Thanks Kaelle for that site info. I went there and I may try to remake the jam if it doesn't seem to get gelled enough after putting it in the fridge.
I am now wondering if the peaches I used were too juicy?
My jam did not solidify. Can I re-cook and re-can? Help!
Hi Erika, yes, you can redo the jam. I'm assuming that you didn't use Sure-Jell (if you did, disregard this advice). Put the jam back into your pot and recook it.....bring to a full boil and continue to boil for the number of minutes given by the recipe. Stir constantly and vigorously. Be sure that the jam comes to a full boil before starting the timing. Can as usual. Also, you may not have added enough sugar to the juice. Be sure to use a reliable recipe. Another possibility is that your fruit was so ripe that it didn't contain enough natural pectin. If that's the case, then you will need to add Sure-Jell to the juice. This happened to me once with over-ripe blackberries. Making jellies and jams the old fashioned way (without SureJell) is an art; like me, you'll screw up alot of batches until getting it right. The good news is you can use the syrup for icecream or cakes. Hang in there! Joni
Cook the juice until it sheets off the spoon. Also you may need to add pectin again. I have had this happen a few times and I question the pectin quality. I always use Ball pectin as it has no preservatives.

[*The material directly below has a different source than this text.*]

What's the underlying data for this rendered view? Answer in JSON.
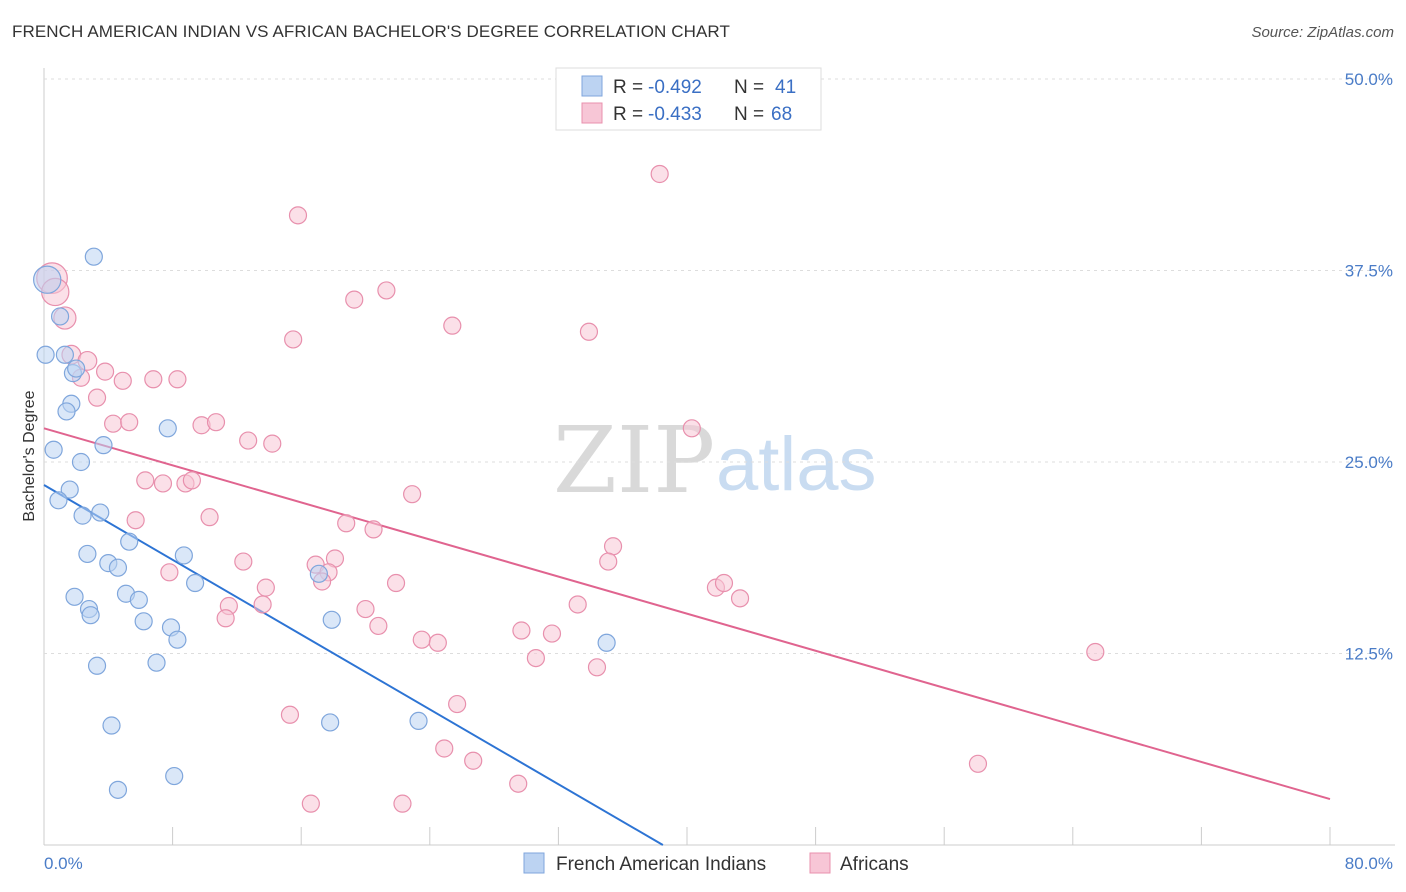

I made some jelly on Oct 14 of this year. I followed the directions and sealed my jars and let the stand for 24 hours. The mixture was runny. So I refrigerated it and I just opened the jars and poured the content in a bowl and covered it with plastic wrap.

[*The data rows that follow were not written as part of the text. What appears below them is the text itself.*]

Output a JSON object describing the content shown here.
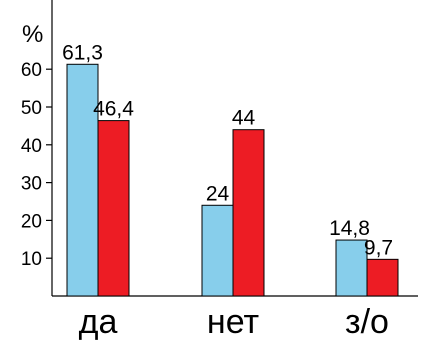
{
  "chart_data": {
    "type": "bar",
    "title": "",
    "xlabel": "",
    "ylabel": "%",
    "categories": [
      "да",
      "нет",
      "з/о"
    ],
    "series": [
      {
        "values": [
          61.3,
          24,
          14.8
        ],
        "labels": [
          "61,3",
          "24",
          "14,8"
        ],
        "color": "#87ceeb"
      },
      {
        "values": [
          46.4,
          44,
          9.7
        ],
        "labels": [
          "46,4",
          "44",
          "9,7"
        ],
        "color": "#ed1c24"
      }
    ],
    "ylim": [
      0,
      80
    ],
    "yticks": [
      10,
      20,
      30,
      40,
      50,
      60
    ],
    "ytick_labels": [
      "10",
      "20",
      "30",
      "40",
      "50",
      "60"
    ],
    "grid": false,
    "legend": "none"
  }
}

My question is, can I use this mixture and try to reprocess it again?
This is not a good idea and it has sat now for over a month. You will either have to deal with runny jelly, make another batch, or try cooking it down a bit to see if it will thicken up a bit more. Other than this to cook and seal the jars again is not a good idea.

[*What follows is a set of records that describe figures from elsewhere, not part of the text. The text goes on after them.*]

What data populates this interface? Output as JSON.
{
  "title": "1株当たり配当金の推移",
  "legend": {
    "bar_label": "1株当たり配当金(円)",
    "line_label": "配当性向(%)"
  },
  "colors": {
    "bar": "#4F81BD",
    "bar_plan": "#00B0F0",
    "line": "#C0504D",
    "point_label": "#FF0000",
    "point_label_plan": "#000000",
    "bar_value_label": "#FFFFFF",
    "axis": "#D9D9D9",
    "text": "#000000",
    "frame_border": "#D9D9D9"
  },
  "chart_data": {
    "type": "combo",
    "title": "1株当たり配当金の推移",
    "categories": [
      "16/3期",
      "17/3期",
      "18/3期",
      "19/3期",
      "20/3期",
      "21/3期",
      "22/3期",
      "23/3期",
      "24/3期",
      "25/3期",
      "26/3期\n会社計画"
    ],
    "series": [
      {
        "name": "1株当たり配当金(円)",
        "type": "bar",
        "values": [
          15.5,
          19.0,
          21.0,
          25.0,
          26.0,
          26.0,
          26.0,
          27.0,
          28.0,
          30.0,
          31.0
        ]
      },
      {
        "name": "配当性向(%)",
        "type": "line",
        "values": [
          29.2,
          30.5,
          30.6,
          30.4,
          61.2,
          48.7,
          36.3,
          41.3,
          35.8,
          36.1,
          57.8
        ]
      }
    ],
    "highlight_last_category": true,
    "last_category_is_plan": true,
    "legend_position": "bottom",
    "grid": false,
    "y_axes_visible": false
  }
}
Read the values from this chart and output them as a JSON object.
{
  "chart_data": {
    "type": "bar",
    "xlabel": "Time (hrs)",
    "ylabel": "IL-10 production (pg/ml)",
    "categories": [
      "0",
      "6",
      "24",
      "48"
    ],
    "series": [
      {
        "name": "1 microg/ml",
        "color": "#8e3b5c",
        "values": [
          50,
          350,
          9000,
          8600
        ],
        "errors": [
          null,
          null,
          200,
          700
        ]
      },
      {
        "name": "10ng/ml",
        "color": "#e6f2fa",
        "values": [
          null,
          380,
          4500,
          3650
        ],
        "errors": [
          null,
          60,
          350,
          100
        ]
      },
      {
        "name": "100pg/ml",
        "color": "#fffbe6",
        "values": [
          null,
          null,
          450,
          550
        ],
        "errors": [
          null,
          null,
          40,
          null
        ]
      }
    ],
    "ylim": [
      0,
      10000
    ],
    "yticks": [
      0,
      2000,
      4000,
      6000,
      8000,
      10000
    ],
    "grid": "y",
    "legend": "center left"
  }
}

I made peach jam yesterday and it still has not set. I used Sure Jel pectin and followed the directions. Is there anything I can do fix it?
My jam turned out runny. I followed the directions with Sure-Jell and redid it, but it is still runny. How do I thicken it? I don't know if it was because it was tomato jam.
How do I fix my runny jam? I made it 4 days ago, but I cut the sugar in half because it was so super sweet when I have made it before. Is it fixable or do I throw it out?
How do I fix runny strawberry freezer jam?
Some say you can just redo it with the appropriate number and proportion of ingredients: www.kraftrecipes.com/
"Remember do-overs when you were a kid? Sometimes they're necessary for freezer jams and jellies, too. Here are remake directions for SURE.JELL creations."
I put the sugar in before the pectin when making jam. Now it's too thin. Anyone know how to solve the thickening problem?
What about using gelatin to thicken it?
i made a batch of Christmas jam used liquid pectin it still is not setting up. should I recook it?
I prepared jelly from Sure Jell, sugar, etc. The jelly is not thickening. My jars of strawberry jelly are sealed, but I didn't boil them in the hot water bath.Can I put it in a canner with the jars already sealed to boil it? Is it safe to boil them now in the canner?
I've made a batch of plum jam which is not very firm. Can I re-boil the jam until it becomes the right consistency or are there any other tips, please?
By Mai from Sheffield, England
Runny jam is sometimes caused by the chemical make up of the fruit, or getting the pectin too hot. You may be able to "force" it to thicken by cooking it again and bring it to a good boil. When the sugar gets hot enough it will thicken when it cools. It is the same concept as when making candy. As the sugar gets hotter it eventually reaches the hard crack stage. You don't want it to reach the hard crack stage, but you can refer to a candy thermometer for the desired temperature. This has worked for me on occasion.